鍋物は、冬場の食卓を彩ります。現在では当たり前になった「鍋つゆ」ですが、

ほんの20年前までは殆ど品揃えがありませんでした。それまでは、すき焼きのタ

レやしゃぶしゃぶのタレ等のタレはありましたが、鍋物の味付けは、各家庭で料

理に応じて行うことが主流でした。また、「鍋物=家族団らん」というイメージ

がありましたので、鍋物は家族揃って食べることを前提にしてきましたが、昨今

は「一人鍋」や「温めなおしてもおいしい鍋」という切り口も増えており、食シ

ーンの変化を感じます。

 鍋つゆといえば定番の「寄せ鍋」「キムチ鍋」「水炊き」等に加えてあご(飛魚)

や昆布出汁等、出汁にこだわったものやラーメン屋さんのスープで作った鍋、有

名料亭やレストランの鍋など、百花繚乱の様相を呈しています。これに地域の名

物鍋(大分のごまだし等)なども加わり、よりバラエティー豊かになっており、どの

鍋にするか迷ってしまうほどです。

 また、残った具材で楽しめるのも鍋物の良いところですよね。残ったスープを

使った雑炊やリゾット、〆のラーメン等はもとより、翌日に「味変」して、違う

趣で食べというのも楽しいものです。
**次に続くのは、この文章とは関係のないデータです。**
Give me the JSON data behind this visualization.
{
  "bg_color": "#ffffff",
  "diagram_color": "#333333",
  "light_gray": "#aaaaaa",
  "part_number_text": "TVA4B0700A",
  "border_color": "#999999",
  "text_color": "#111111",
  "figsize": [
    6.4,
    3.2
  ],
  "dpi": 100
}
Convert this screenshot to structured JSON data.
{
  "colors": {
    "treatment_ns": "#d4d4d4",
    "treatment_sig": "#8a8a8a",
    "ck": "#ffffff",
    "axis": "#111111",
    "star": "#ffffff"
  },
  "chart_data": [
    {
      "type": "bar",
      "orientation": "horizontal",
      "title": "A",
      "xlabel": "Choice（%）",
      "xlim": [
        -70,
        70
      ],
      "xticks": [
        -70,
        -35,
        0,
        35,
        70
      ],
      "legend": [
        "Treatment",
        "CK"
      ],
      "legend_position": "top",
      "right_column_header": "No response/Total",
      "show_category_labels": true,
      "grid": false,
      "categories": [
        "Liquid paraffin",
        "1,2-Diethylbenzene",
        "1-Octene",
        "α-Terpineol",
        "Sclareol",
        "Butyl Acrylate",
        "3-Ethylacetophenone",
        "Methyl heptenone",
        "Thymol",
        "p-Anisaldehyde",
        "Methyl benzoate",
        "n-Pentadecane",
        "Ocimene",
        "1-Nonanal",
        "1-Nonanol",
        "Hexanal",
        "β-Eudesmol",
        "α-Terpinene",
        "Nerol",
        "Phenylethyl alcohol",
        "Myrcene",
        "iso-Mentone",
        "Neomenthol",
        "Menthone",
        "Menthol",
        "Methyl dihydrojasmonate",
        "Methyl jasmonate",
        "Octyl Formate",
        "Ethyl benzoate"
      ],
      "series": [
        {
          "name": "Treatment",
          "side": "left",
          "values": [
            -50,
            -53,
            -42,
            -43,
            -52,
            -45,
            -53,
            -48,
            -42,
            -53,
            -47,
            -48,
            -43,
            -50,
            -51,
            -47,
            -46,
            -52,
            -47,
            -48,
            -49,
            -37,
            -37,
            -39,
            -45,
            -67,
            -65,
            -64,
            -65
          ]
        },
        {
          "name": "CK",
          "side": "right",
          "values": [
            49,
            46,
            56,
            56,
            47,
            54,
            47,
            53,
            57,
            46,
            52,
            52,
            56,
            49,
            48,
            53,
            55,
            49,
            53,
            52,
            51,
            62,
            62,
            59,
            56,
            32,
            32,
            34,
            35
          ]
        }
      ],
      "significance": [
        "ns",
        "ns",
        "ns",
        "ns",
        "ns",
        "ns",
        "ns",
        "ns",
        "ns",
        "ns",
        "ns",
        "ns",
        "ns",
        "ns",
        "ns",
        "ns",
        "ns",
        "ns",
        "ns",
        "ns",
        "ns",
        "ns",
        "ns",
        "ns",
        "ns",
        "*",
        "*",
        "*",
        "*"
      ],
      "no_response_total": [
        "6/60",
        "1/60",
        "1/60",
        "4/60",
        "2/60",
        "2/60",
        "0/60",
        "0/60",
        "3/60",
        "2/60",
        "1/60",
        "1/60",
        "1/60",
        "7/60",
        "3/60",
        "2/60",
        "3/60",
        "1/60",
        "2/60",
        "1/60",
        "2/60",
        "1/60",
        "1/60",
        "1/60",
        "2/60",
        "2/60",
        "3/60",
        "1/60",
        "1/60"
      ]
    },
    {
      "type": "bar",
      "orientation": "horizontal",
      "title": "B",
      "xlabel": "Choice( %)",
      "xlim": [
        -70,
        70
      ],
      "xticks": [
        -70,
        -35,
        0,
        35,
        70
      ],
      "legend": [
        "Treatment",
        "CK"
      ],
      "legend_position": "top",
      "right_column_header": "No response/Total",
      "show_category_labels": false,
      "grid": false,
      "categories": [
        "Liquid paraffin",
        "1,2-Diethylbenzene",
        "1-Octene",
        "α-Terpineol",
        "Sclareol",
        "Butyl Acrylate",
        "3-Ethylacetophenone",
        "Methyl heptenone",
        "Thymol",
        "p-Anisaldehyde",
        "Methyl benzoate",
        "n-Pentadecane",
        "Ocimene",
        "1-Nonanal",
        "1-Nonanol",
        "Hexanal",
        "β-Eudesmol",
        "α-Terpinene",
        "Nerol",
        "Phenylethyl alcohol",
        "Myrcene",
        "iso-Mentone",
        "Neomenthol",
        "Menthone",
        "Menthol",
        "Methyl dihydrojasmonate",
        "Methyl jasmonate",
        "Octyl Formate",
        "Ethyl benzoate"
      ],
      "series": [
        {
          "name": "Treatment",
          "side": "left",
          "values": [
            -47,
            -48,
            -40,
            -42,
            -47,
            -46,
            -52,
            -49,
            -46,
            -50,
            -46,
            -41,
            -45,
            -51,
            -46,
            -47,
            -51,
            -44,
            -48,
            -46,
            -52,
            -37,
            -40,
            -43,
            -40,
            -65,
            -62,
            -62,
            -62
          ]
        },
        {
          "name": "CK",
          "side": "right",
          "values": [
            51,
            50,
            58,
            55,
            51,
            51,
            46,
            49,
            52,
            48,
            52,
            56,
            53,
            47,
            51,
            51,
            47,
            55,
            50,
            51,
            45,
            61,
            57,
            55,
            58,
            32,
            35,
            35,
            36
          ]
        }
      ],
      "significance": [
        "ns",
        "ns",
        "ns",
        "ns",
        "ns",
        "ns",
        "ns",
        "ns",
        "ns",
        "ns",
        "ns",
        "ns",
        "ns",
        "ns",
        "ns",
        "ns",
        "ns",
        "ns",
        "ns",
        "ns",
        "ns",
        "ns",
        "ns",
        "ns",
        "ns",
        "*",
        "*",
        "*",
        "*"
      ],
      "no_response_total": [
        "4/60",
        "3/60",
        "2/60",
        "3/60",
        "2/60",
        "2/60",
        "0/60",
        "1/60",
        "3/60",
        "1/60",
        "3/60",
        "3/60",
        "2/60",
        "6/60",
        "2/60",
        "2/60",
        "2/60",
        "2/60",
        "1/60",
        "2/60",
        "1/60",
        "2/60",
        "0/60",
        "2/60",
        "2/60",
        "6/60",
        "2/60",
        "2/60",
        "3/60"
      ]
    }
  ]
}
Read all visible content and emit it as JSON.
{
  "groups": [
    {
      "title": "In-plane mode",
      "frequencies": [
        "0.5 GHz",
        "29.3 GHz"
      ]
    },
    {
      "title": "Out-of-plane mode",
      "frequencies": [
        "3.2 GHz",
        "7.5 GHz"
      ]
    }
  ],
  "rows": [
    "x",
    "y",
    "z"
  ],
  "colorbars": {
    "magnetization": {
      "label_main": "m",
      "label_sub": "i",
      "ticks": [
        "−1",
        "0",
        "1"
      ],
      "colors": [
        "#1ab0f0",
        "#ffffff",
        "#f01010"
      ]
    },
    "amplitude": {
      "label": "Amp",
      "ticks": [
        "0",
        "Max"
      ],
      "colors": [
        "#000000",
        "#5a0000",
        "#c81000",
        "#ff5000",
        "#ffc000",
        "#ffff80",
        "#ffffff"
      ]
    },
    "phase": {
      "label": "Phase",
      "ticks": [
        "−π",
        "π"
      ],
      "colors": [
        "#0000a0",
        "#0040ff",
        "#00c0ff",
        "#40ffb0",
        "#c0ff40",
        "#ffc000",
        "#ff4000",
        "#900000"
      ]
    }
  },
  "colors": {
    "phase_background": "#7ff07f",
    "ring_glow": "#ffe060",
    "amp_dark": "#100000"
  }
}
グリコではありませんが、「1回で3度楽し

い」味が楽しめるというものです。

 その鍋物料理は、野菜の価格に敏感に反応する料理でもあります。冬場野菜が

高騰している時は鍋物需要が低迷するため、食品スーパー担当者は「青ざめて」

しまいます。なぜなら、鍋物をする際は、野菜やお肉(お魚)、豆腐、こんにゃく

・シラタキ類等、関連する具材も併せて利用していただけるので、冬場に鍋物

要が低迷すると買い上げ点数がガクッと下がり、売り上げが厳しくなるからです。

「冬は寒く、野菜はくすくすと」が食品スーパー担当者の願いでもあります。